Ressam Behçet Safa 1934'te İstanbul'da doğuyor ve Devlet Güzel Sanatlar Akademisi'ni bitiriyor. Arkasından Paris'e göçüyor ve bir yandan sanatını yapıyor diğer yandan litografi ustalığıyla geçiniyor. Réalités Nouvelles ve Mai salonlarının yanı sıra, 1963 Paris Bienali'nin Fransız seksiyonuna katılıyor. 1966'da Roma'ya taşınıyor, 1968'de Elbe Adası’nda Capoliveri'ye yerleşiyor. Paris, Roma, Cenevre, Milano, Brüksel, Stockholm ve Bochum'da sergiler açıyor. Türkiye'deki ilk sergisini 1959'da İstanbul'da Şehir Galerisi'nde açıyor. Sonraki sergileri ise ancak 1989'da Galeri Nev'de açılıyor. Aynı yıl İstanbul Bienali'nde, Sultanahmet Meydanı'nda uçurtmalardan eserlerini uçuruyor.

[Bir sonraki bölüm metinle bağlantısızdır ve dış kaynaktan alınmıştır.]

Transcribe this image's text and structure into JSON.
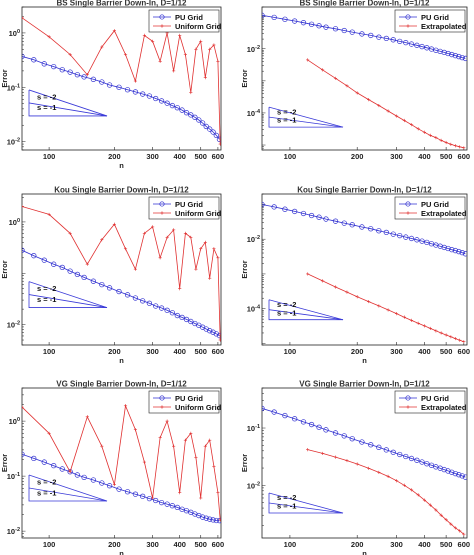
{
  "chart_data": [
    {
      "type": "line",
      "title": "BS Single Barrier Down-In, D=1/12",
      "xlabel": "n",
      "ylabel": "Error",
      "xscale": "log",
      "yscale": "log",
      "xlim": [
        75,
        620
      ],
      "ylim": [
        0.007,
        3.0
      ],
      "xticks": [
        "100",
        "200",
        "300",
        "400",
        "500",
        "600"
      ],
      "yticks": [
        {
          "v": 0.01,
          "label": "10^{-2}"
        },
        {
          "v": 0.1,
          "label": "10^{-1}"
        },
        {
          "v": 1,
          "label": "10^{0}"
        }
      ],
      "legend_position": "top-right",
      "slope_triangle": {
        "labels": [
          "s = -2",
          "s = -1"
        ]
      },
      "series": [
        {
          "name": "PU Grid",
          "color": "#2f2fd0",
          "marker": "circle",
          "x": [
            75,
            85,
            95,
            105,
            115,
            125,
            135,
            145,
            160,
            175,
            190,
            210,
            230,
            250,
            270,
            290,
            310,
            330,
            350,
            370,
            390,
            410,
            430,
            450,
            470,
            490,
            510,
            530,
            550,
            570,
            590,
            610
          ],
          "y": [
            0.37,
            0.32,
            0.27,
            0.24,
            0.21,
            0.19,
            0.17,
            0.155,
            0.14,
            0.125,
            0.11,
            0.1,
            0.09,
            0.082,
            0.075,
            0.069,
            0.062,
            0.056,
            0.051,
            0.046,
            0.042,
            0.038,
            0.034,
            0.031,
            0.028,
            0.025,
            0.022,
            0.019,
            0.017,
            0.015,
            0.013,
            0.011
          ]
        },
        {
          "name": "Uniform Grid",
          "color": "#e03030",
          "marker": "plus",
          "x": [
            75,
            100,
            125,
            150,
            175,
            200,
            225,
            250,
            275,
            300,
            325,
            350,
            375,
            400,
            425,
            450,
            475,
            500,
            525,
            550,
            575,
            600,
            615
          ],
          "y": [
            1.9,
            0.85,
            0.4,
            0.17,
            0.55,
            1.1,
            0.4,
            0.13,
            0.9,
            0.7,
            0.3,
            1.0,
            0.2,
            0.9,
            0.4,
            0.08,
            0.5,
            0.7,
            0.15,
            0.5,
            0.6,
            0.3,
            0.009
          ]
        }
      ]
    },
    {
      "type": "line",
      "title": "BS Single Barrier Down-In, D=1/12",
      "xlabel": "",
      "ylabel": "Error",
      "xscale": "log",
      "yscale": "log",
      "xlim": [
        75,
        620
      ],
      "ylim": [
        7e-06,
        0.2
      ],
      "xticks": [
        "100",
        "200",
        "300",
        "400",
        "500",
        "600"
      ],
      "yticks": [
        {
          "v": 0.0001,
          "label": "10^{-4}"
        },
        {
          "v": 0.01,
          "label": "10^{-2}"
        }
      ],
      "legend_position": "top-right",
      "slope_triangle": {
        "labels": [
          "s = -2",
          "s = -1"
        ]
      },
      "series": [
        {
          "name": "PU Grid",
          "color": "#2f2fd0",
          "marker": "circle",
          "x": [
            75,
            85,
            95,
            105,
            115,
            125,
            135,
            145,
            160,
            175,
            190,
            210,
            230,
            250,
            270,
            290,
            310,
            330,
            350,
            370,
            390,
            410,
            430,
            450,
            470,
            490,
            510,
            530,
            550,
            570,
            590,
            610
          ],
          "y": [
            0.11,
            0.095,
            0.083,
            0.073,
            0.065,
            0.058,
            0.052,
            0.047,
            0.042,
            0.037,
            0.033,
            0.029,
            0.026,
            0.023,
            0.021,
            0.019,
            0.017,
            0.0155,
            0.014,
            0.0128,
            0.0117,
            0.0107,
            0.0098,
            0.009,
            0.0083,
            0.0077,
            0.0071,
            0.0066,
            0.0061,
            0.0057,
            0.0053,
            0.005
          ]
        },
        {
          "name": "Extrapolated",
          "color": "#e03030",
          "marker": "plus",
          "x": [
            120,
            140,
            160,
            180,
            200,
            225,
            250,
            275,
            300,
            325,
            350,
            375,
            400,
            425,
            450,
            475,
            500,
            525,
            550,
            575,
            600
          ],
          "y": [
            0.0045,
            0.0022,
            0.0012,
            0.0007,
            0.00042,
            0.00026,
            0.00017,
            0.000115,
            8e-05,
            5.8e-05,
            4.3e-05,
            3.2e-05,
            2.5e-05,
            2e-05,
            1.7e-05,
            1.4e-05,
            1.2e-05,
            1.05e-05,
            9.5e-06,
            8.8e-06,
            8.2e-06
          ]
        }
      ]
    },
    {
      "type": "line",
      "title": "Kou Single Barrier Down-In, D=1/12",
      "xlabel": "n",
      "ylabel": "Error",
      "xscale": "log",
      "yscale": "log",
      "xlim": [
        75,
        620
      ],
      "ylim": [
        0.004,
        3.5
      ],
      "xticks": [
        "100",
        "200",
        "300",
        "400",
        "500",
        "600"
      ],
      "yticks": [
        {
          "v": 0.01,
          "label": "10^{-2}"
        },
        {
          "v": 1,
          "label": "10^{0}"
        }
      ],
      "legend_position": "top-right",
      "slope_triangle": {
        "labels": [
          "s = -2",
          "s = -1"
        ]
      },
      "series": [
        {
          "name": "PU Grid",
          "color": "#2f2fd0",
          "marker": "circle",
          "x": [
            75,
            85,
            95,
            105,
            115,
            125,
            135,
            145,
            160,
            175,
            190,
            210,
            230,
            250,
            270,
            290,
            310,
            330,
            350,
            370,
            390,
            410,
            430,
            450,
            470,
            490,
            510,
            530,
            550,
            570,
            590,
            610
          ],
          "y": [
            0.28,
            0.22,
            0.18,
            0.15,
            0.13,
            0.11,
            0.095,
            0.083,
            0.07,
            0.06,
            0.052,
            0.044,
            0.038,
            0.033,
            0.029,
            0.026,
            0.023,
            0.021,
            0.019,
            0.017,
            0.015,
            0.0138,
            0.0126,
            0.0115,
            0.0105,
            0.0097,
            0.0089,
            0.0082,
            0.0076,
            0.0071,
            0.0066,
            0.0061
          ]
        },
        {
          "name": "Uniform Grid",
          "color": "#e03030",
          "marker": "plus",
          "x": [
            75,
            100,
            125,
            150,
            175,
            200,
            225,
            250,
            275,
            300,
            325,
            350,
            375,
            400,
            425,
            450,
            475,
            500,
            525,
            550,
            575,
            600,
            615
          ],
          "y": [
            2.0,
            1.4,
            0.6,
            0.15,
            0.45,
            0.9,
            0.3,
            0.12,
            0.6,
            0.8,
            0.2,
            0.5,
            0.7,
            0.05,
            0.6,
            0.5,
            0.12,
            0.3,
            0.4,
            0.08,
            0.3,
            0.2,
            0.005
          ]
        }
      ]
    },
    {
      "type": "line",
      "title": "Kou Single Barrier Down-In, D=1/12",
      "xlabel": "n",
      "ylabel": "Error",
      "xscale": "log",
      "yscale": "log",
      "xlim": [
        75,
        620
      ],
      "ylim": [
        9e-06,
        0.2
      ],
      "xticks": [
        "100",
        "200",
        "300",
        "400",
        "500",
        "600"
      ],
      "yticks": [
        {
          "v": 0.0001,
          "label": "10^{-4}"
        },
        {
          "v": 0.01,
          "label": "10^{-2}"
        }
      ],
      "legend_position": "top-right",
      "slope_triangle": {
        "labels": [
          "s = -2",
          "s = -1"
        ]
      },
      "series": [
        {
          "name": "PU Grid",
          "color": "#2f2fd0",
          "marker": "circle",
          "x": [
            75,
            85,
            95,
            105,
            115,
            125,
            135,
            145,
            160,
            175,
            190,
            210,
            230,
            250,
            270,
            290,
            310,
            330,
            350,
            370,
            390,
            410,
            430,
            450,
            470,
            490,
            510,
            530,
            550,
            570,
            590,
            610
          ],
          "y": [
            0.1,
            0.085,
            0.073,
            0.063,
            0.055,
            0.048,
            0.043,
            0.038,
            0.033,
            0.029,
            0.026,
            0.0225,
            0.02,
            0.0175,
            0.0157,
            0.014,
            0.0127,
            0.0115,
            0.0105,
            0.0096,
            0.0088,
            0.0081,
            0.0074,
            0.0068,
            0.0063,
            0.0058,
            0.0054,
            0.005,
            0.0047,
            0.0044,
            0.0041,
            0.0038
          ]
        },
        {
          "name": "Extrapolated",
          "color": "#e03030",
          "marker": "plus",
          "x": [
            120,
            140,
            160,
            180,
            200,
            225,
            250,
            275,
            300,
            325,
            350,
            375,
            400,
            425,
            450,
            475,
            500,
            525,
            550,
            575,
            600
          ],
          "y": [
            0.001,
            0.00063,
            0.00042,
            0.0003,
            0.00022,
            0.00016,
            0.00012,
            9.2e-05,
            7.2e-05,
            5.7e-05,
            4.6e-05,
            3.8e-05,
            3.2e-05,
            2.7e-05,
            2.3e-05,
            2e-05,
            1.75e-05,
            1.55e-05,
            1.38e-05,
            1.24e-05,
            1.12e-05
          ]
        }
      ]
    },
    {
      "type": "line",
      "title": "VG Single Barrier Down-In, D=1/12",
      "xlabel": "n",
      "ylabel": "Error",
      "xscale": "log",
      "yscale": "log",
      "xlim": [
        75,
        620
      ],
      "ylim": [
        0.0075,
        4.0
      ],
      "xticks": [
        "100",
        "200",
        "300",
        "400",
        "500",
        "600"
      ],
      "yticks": [
        {
          "v": 0.01,
          "label": "10^{-2}"
        },
        {
          "v": 0.1,
          "label": "10^{-1}"
        },
        {
          "v": 1,
          "label": "10^{0}"
        }
      ],
      "legend_position": "top-right",
      "slope_triangle": {
        "labels": [
          "s = -2",
          "s = -1"
        ]
      },
      "series": [
        {
          "name": "PU Grid",
          "color": "#2f2fd0",
          "marker": "circle",
          "x": [
            75,
            85,
            95,
            105,
            115,
            125,
            135,
            145,
            160,
            175,
            190,
            210,
            230,
            250,
            270,
            290,
            310,
            330,
            350,
            370,
            390,
            410,
            430,
            450,
            470,
            490,
            510,
            530,
            550,
            570,
            590,
            610
          ],
          "y": [
            0.25,
            0.21,
            0.18,
            0.155,
            0.135,
            0.12,
            0.105,
            0.095,
            0.085,
            0.075,
            0.067,
            0.058,
            0.052,
            0.047,
            0.043,
            0.039,
            0.036,
            0.033,
            0.031,
            0.029,
            0.027,
            0.025,
            0.0235,
            0.022,
            0.0205,
            0.0192,
            0.018,
            0.0172,
            0.0165,
            0.016,
            0.0156,
            0.0155
          ]
        },
        {
          "name": "Uniform Grid",
          "color": "#e03030",
          "marker": "plus",
          "x": [
            75,
            100,
            125,
            150,
            175,
            200,
            225,
            250,
            275,
            300,
            325,
            350,
            375,
            400,
            425,
            450,
            475,
            500,
            525,
            550,
            575,
            600,
            615
          ],
          "y": [
            1.8,
            0.6,
            0.12,
            1.2,
            0.35,
            0.07,
            1.9,
            0.7,
            0.18,
            0.04,
            0.5,
            1.0,
            0.35,
            0.05,
            0.45,
            0.6,
            0.22,
            0.04,
            0.35,
            0.45,
            0.15,
            0.05,
            0.016
          ]
        }
      ]
    },
    {
      "type": "line",
      "title": "VG Single Barrier Down-In, D=1/12",
      "xlabel": "n",
      "ylabel": "Error",
      "xscale": "log",
      "yscale": "log",
      "xlim": [
        75,
        620
      ],
      "ylim": [
        0.0012,
        0.5
      ],
      "xticks": [
        "100",
        "200",
        "300",
        "400",
        "500",
        "600"
      ],
      "yticks": [
        {
          "v": 0.01,
          "label": "10^{-2}"
        },
        {
          "v": 0.1,
          "label": "10^{-1}"
        }
      ],
      "legend_position": "top-right",
      "slope_triangle": {
        "labels": [
          "s = -2",
          "s = -1"
        ]
      },
      "series": [
        {
          "name": "PU Grid",
          "color": "#2f2fd0",
          "marker": "circle",
          "x": [
            75,
            85,
            95,
            105,
            115,
            125,
            135,
            145,
            160,
            175,
            190,
            210,
            230,
            250,
            270,
            290,
            310,
            330,
            350,
            370,
            390,
            410,
            430,
            450,
            470,
            490,
            510,
            530,
            550,
            570,
            590,
            610
          ],
          "y": [
            0.22,
            0.19,
            0.165,
            0.145,
            0.128,
            0.115,
            0.103,
            0.093,
            0.082,
            0.073,
            0.065,
            0.057,
            0.051,
            0.046,
            0.0415,
            0.0377,
            0.0345,
            0.0318,
            0.0294,
            0.0273,
            0.0255,
            0.0238,
            0.0224,
            0.021,
            0.0199,
            0.0188,
            0.0178,
            0.0169,
            0.016,
            0.0153,
            0.0146,
            0.0139
          ]
        },
        {
          "name": "Extrapolated",
          "color": "#e03030",
          "marker": "plus",
          "x": [
            120,
            140,
            160,
            180,
            200,
            225,
            250,
            275,
            300,
            325,
            350,
            375,
            400,
            425,
            450,
            475,
            500,
            525,
            550,
            575,
            600
          ],
          "y": [
            0.042,
            0.036,
            0.031,
            0.027,
            0.0235,
            0.0198,
            0.0168,
            0.0143,
            0.012,
            0.01,
            0.0083,
            0.0068,
            0.0055,
            0.0045,
            0.0037,
            0.003,
            0.0025,
            0.0021,
            0.0018,
            0.0016,
            0.0014
          ]
        }
      ]
    }
  ]
}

Daha sonra 1992'de İstanbul Gazhane'de düzenlen Seratonin segisine, 1994'te Ankara'daki 1950-2000 Merkez Bankası Çağdaş Türk Sanatı Koleksiyonu Sergisi'ne katılıyor. Bu arada Elbe'de karaya vuran ziftlerden muraller yapıp duruyor. Gene atıklardan başka sanat eserleri yaratıyor. Piyasaya meydan okuyor. Büyük ölçüde Ada'lı dostlarının destekleriyle ayakta kalıyor. Bir yandan dünyaya karşı beslediği şiddetli öfkenin, öte yandan sürekli dalga geçmenin, ayrıca şarabın ve esrarın verdiği enerjiyle, asıl sanatı olan hayatını 84 yaşına kadar sürdürüyor.
Behçet Safa’nın Capoliveri'deki atölyesi. Duvarda, İstanbul Bienali’nde uçuracağı, üzerinde kendi portresi olan uçurtma. Önde, uçurtmaların kuyruklarını yapmakla görevli Ali Artun.
Behçet Safa, “Sayfiyeden İnsan Manzaraları”, branda üzerine akrilik, 217x155 cm, 1988.
Behçet Safa, litografilerinden biri üzerinde çalışırken.
Behçet Safa, “Direttore herr contaminatore”, 76x56 cm, orijinal litografi, 1989.